What will also make a difference is people getting the most recent seasonal flu vaccine.
“The regular flu vaccines will have some cross protection, it would appear, against these viruses. So people should be encouraged to get their influenza vaccines. It almost certainly will have a little bit of effect against one of these other bird flu types. It won’t be dramatic, but it will be some protection.”
It will also stop reassortment of viruses within a human host, in which genes from more than one strain combine in ways that may result in a human-transmissibility advantage.

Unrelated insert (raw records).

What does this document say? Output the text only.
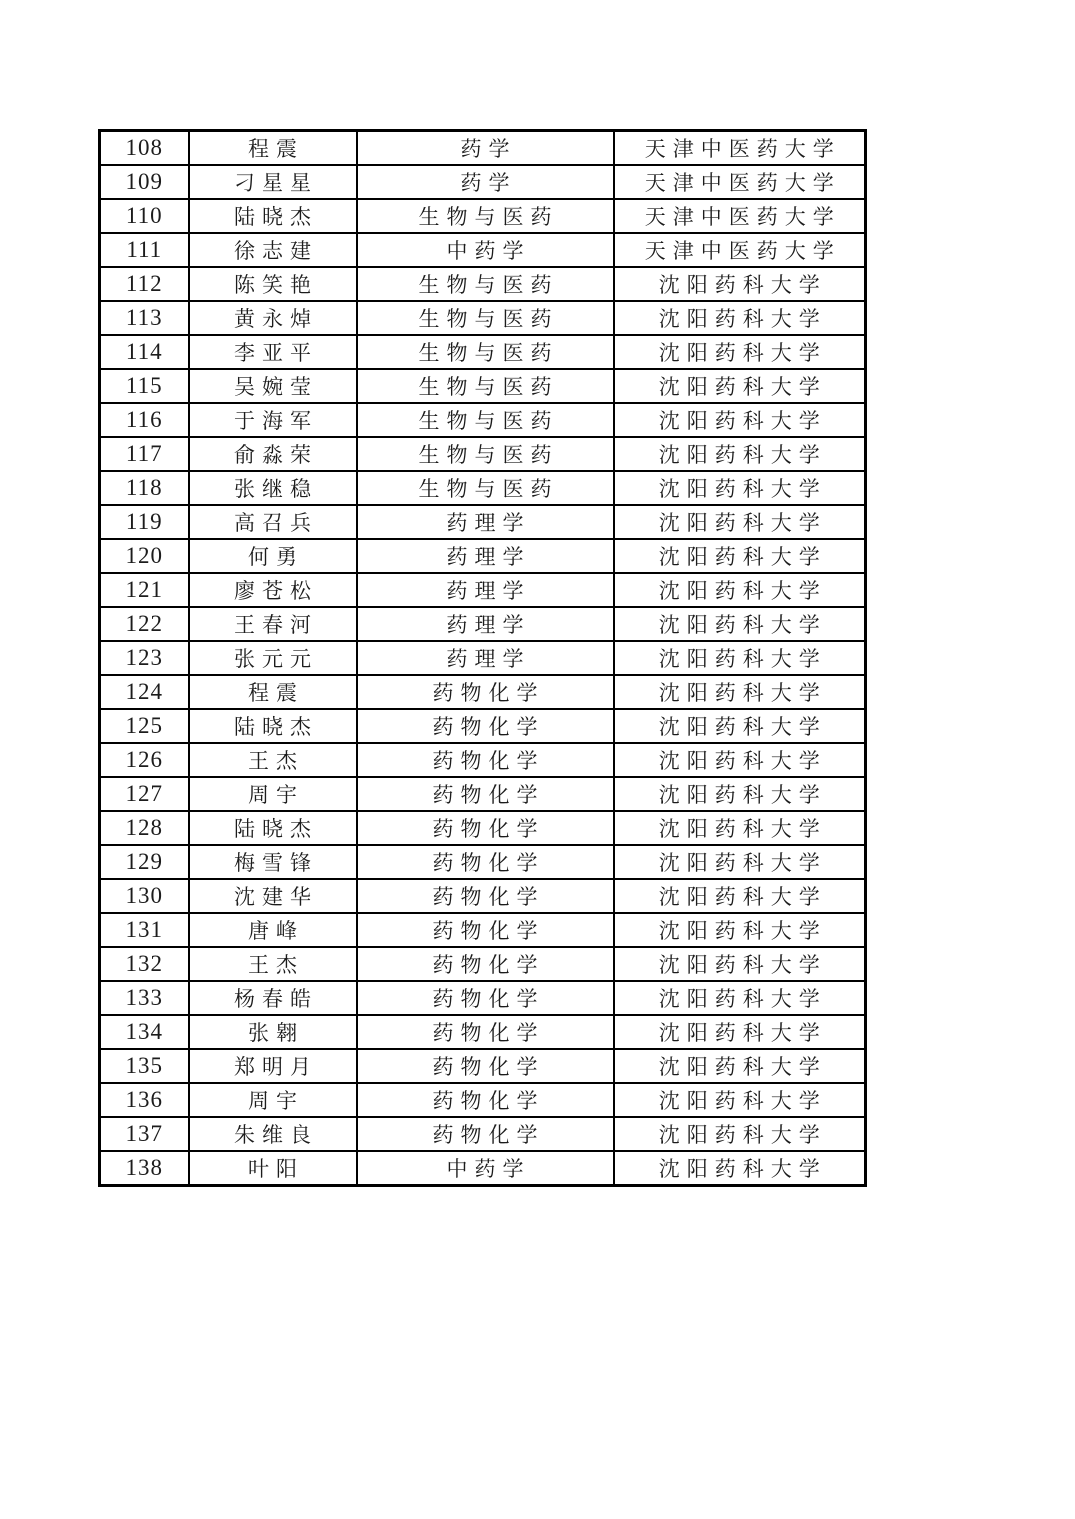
108	程震	药学	天津中医药大学
109	刁星星	药学	天津中医药大学
110	陆晓杰	生物与医药	天津中医药大学
111	徐志建	中药学	天津中医药大学
112	陈笑艳	生物与医药	沈阳药科大学
113	黄永焯	生物与医药	沈阳药科大学
114	李亚平	生物与医药	沈阳药科大学
115	吴婉莹	生物与医药	沈阳药科大学
116	于海军	生物与医药	沈阳药科大学
117	俞淼荣	生物与医药	沈阳药科大学
118	张继稳	生物与医药	沈阳药科大学
119	高召兵	药理学	沈阳药科大学
120	何勇	药理学	沈阳药科大学
121	廖苍松	药理学	沈阳药科大学
122	王春河	药理学	沈阳药科大学
123	张元元	药理学	沈阳药科大学
124	程震	药物化学	沈阳药科大学
125	陆晓杰	药物化学	沈阳药科大学
126	王杰	药物化学	沈阳药科大学
127	周宇	药物化学	沈阳药科大学
128	陆晓杰	药物化学	沈阳药科大学
129	梅雪锋	药物化学	沈阳药科大学
130	沈建华	药物化学	沈阳药科大学
131	唐峰	药物化学	沈阳药科大学
132	王杰	药物化学	沈阳药科大学
133	杨春皓	药物化学	沈阳药科大学
134	张翱	药物化学	沈阳药科大学
135	郑明月	药物化学	沈阳药科大学
136	周宇	药物化学	沈阳药科大学
137	朱维良	药物化学	沈阳药科大学
138	叶阳	中药学	沈阳药科大学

“A lot of new strains arrive in people that are immunocompromised. So it’s really important to keep up their vaccinations to covid and flu. It may not protect them against the new virus coming in, but it will protect them and the rest of the community from new reassortments arising,” he said.
Only 32% of Australians had the influenza vaccine last year. That’s 500,000 doses fewer than the previous year, and down from 43% in 2022.
“These are good vaccines. They’re freely available, and the more people that are vaccinated, the better,” said Dr Grohmann.
“Every so often, we’re going to get a pandemic. And we’ve seen a pandemic in 2009 we’ve seen the coronavirus pandemic, we’ve seen pandemics in ’47 and ’58. Nineteen-sixty-eight was the H3 pandemic. We’ve seen HIV. We need to understand that there are not two certainties in life, of death and taxes. There are three – death, taxes and pandemics.”